A pesar de las dudas, fuentes de la concejalía de Medio Ambiente y de la Consellería de Sanidade instaron a la población lucense a no consumir agua de ningún manantial natural. «Na auga dunha fonte natural nunca hai garantía porque podes tomar unha mostra que dea ben e á media tomar outra que dea mal porque nese tempo chegou un contaminante», precisaron. Recalcaron que la cloración es la única garantía de potabilidad. Y más en el entorno urbano, donde «é moi fácil que se contamine un acuífero por unha rotura no alcantarillado, unhas obras ou unha fuga de residuos fecais».

En este sentido, el concejal de Medio Ambiente, Lino González Dopeso, pidió a los lucenses que evitasen consumir agua de las 65 fuentes que existen en la ciudad amurallada, asegurando que el Concello no puede garantizar su potabilidad a pesar de que su departamento -afirmó- analiza el agua de las fuentes cada tres meses. El edil indicó entonces que el Ayuntamiento coloca carteles para informar a los usuarios, pero la mayoría son arrancados al poco tiempo.

Sostuvo que, en ocasiones, los operarios que disponen las señales en los surtidores públicos de la capital encuentran el rechazo frontal de los vecinos que «se encabronan», puesto que están acostumbrados a consumir habitualmente agua del manantial, y consideran que no les puede causar ningún tipo de perjuicio.

La visión de usuarios y colectivos vecinales era distinta.
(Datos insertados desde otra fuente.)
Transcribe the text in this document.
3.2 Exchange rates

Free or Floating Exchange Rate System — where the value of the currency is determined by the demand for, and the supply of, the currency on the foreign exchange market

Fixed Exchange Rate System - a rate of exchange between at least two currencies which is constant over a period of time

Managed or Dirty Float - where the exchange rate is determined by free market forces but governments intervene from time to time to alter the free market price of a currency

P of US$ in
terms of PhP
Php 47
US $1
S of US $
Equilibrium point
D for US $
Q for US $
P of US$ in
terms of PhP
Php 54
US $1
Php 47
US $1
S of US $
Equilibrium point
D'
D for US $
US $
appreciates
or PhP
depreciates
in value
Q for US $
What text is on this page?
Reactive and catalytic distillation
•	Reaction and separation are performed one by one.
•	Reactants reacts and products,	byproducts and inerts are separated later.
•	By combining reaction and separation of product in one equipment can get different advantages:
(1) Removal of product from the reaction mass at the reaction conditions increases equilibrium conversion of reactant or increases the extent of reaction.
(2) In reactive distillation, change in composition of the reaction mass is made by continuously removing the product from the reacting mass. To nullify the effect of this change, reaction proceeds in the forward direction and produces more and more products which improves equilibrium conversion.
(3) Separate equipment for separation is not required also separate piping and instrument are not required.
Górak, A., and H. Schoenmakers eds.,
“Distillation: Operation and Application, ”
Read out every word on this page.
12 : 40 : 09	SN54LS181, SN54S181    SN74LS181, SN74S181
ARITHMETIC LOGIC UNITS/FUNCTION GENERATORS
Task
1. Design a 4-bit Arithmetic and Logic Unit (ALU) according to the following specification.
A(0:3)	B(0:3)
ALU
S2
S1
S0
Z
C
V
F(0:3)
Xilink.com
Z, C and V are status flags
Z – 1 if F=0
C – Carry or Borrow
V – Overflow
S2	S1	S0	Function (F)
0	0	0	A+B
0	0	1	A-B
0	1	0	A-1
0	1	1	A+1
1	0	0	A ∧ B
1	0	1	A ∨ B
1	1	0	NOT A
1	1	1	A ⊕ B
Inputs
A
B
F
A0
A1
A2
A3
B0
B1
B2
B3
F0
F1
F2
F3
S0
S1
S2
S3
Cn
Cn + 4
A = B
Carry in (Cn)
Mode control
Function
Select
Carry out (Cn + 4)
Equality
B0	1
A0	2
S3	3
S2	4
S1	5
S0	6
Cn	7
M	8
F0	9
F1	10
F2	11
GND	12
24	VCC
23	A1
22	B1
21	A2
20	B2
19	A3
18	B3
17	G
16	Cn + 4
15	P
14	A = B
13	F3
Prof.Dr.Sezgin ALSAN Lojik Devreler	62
Muchos se quejaban de la falta de información sobre los análisis y destacaban que la mayoría de los manantiales se encontraban sin señalizar.

Un vacío legal peligroso

Ni la Xunta de Galicia ni los concellos: ninguna administración está obligada por ley a controlar regularmente la salubridad de los manantiales públicos. Y ello a pesar de que miles de gallegos recogen habitualmente agua para consumo humano.